Waive
Middle English (originally as a legal term relating to removal of the protection of the law): from an Anglo-Norman French variant of Old French gaiver ‘allow to become a waif, abandon’.
wiktionary
From Middle English weyven(“to avoid, renounce”), from Anglo-Norman weyver(“to abandon, allow to become a waif”), from waif(“waif”).
From Middle English weyven(“to wave, waver”), from Old Norse veifa(“to wave, swing”) (Norwegian veiva), from Proto-Germanic *waibijaną.
From Anglo-Norman waive, probably as the past participle of weyver, as Etymology 1, above.
etymonline
waive (v.)
c. 1300, "deprive of legal protection," from Anglo-French weyver "to abandon, waive" (Old French guever "to abandon, give back"), probably from a Scandinavian source akin to Old Norse veifa "to swing about," from Proto-Germanic *waif-, from PIE root *weip- "to turn, vacillate, tremble ecstatically." In Middle English legal language, used of rights, goods, or women.

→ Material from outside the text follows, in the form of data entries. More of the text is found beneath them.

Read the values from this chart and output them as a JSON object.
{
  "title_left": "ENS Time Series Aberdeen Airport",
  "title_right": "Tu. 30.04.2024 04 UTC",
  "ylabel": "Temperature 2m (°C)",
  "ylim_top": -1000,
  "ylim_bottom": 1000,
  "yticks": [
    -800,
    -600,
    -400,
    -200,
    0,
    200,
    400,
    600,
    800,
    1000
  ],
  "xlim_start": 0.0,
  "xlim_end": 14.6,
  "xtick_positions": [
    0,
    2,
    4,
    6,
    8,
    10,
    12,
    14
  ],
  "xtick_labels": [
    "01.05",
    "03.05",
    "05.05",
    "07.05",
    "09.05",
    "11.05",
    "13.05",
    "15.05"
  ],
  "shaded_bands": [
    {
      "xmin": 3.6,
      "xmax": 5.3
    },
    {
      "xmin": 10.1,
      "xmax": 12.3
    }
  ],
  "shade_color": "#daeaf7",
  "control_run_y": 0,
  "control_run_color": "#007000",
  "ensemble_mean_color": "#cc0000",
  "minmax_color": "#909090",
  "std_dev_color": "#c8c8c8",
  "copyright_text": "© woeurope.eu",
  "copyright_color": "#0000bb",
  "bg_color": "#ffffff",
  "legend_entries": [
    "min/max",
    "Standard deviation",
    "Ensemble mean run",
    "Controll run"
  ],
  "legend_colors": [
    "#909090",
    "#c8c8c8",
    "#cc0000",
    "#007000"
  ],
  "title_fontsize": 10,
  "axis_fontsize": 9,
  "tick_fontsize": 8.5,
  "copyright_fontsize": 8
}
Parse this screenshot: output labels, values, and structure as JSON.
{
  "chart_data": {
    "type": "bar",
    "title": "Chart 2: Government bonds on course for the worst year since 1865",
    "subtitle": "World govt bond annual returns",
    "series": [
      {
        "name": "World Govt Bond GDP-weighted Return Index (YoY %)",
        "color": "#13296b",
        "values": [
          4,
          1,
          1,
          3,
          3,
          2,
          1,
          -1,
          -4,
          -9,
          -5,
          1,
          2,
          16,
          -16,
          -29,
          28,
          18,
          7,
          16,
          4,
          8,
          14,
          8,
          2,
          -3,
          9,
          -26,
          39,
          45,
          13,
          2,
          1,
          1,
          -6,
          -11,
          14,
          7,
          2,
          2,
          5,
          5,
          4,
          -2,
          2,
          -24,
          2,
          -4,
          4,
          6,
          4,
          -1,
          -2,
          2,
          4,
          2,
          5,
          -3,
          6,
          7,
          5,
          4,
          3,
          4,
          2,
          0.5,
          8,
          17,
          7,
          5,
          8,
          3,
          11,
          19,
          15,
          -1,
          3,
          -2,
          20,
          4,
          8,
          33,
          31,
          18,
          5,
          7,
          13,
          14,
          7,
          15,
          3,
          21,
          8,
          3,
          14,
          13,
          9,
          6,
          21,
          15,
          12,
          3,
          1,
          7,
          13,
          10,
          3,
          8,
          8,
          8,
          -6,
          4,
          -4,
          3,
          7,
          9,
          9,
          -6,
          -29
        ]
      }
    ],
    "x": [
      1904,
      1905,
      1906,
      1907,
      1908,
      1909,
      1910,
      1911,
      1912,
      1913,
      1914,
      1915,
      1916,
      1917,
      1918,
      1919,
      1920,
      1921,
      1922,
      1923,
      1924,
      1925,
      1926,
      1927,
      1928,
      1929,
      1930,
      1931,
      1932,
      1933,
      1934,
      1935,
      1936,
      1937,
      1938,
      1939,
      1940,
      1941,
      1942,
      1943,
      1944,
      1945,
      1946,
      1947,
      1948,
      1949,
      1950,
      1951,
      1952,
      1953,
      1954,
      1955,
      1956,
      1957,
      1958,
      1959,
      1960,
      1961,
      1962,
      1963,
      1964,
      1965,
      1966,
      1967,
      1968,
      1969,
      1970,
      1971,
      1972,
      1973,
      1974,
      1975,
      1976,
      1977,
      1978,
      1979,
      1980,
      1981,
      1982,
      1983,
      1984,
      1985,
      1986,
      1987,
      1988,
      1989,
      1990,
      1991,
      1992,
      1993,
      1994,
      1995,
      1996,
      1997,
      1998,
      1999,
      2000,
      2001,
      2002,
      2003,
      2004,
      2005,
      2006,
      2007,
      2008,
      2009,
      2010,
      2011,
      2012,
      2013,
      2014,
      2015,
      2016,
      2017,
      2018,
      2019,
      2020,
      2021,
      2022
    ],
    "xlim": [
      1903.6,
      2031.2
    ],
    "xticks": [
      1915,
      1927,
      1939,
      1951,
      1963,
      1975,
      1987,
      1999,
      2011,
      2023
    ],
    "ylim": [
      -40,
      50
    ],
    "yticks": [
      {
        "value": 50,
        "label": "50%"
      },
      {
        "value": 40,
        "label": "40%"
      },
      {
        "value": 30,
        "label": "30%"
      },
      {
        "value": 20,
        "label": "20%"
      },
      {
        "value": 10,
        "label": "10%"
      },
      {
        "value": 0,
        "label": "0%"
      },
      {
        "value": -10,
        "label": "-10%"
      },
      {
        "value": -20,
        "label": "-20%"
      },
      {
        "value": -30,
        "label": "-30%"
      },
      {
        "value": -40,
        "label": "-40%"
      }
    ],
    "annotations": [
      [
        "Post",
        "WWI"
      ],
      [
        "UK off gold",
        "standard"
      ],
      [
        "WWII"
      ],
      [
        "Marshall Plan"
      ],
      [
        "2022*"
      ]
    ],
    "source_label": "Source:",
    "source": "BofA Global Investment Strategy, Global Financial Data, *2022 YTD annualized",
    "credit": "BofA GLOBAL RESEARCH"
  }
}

If the defendant be a woman, the proceeding is called a waiver; for as women were not sworn to the law by taking the oath of allegiance in the leet (as men anciently were when of the age of twelve years and upwards), they could not properly be outlawed, but were said to be waived, i.e., derelicta, left out, or not regarded. [from section subtitled "Outlawry" in J.J.S. Wharton, "Law-Lexicon, or Dictionary of Jurisprudence," London, 1867]
By 17c. as "to relinquish, forbear to insist on or claim, defer for the present." Related: Waived; waiving.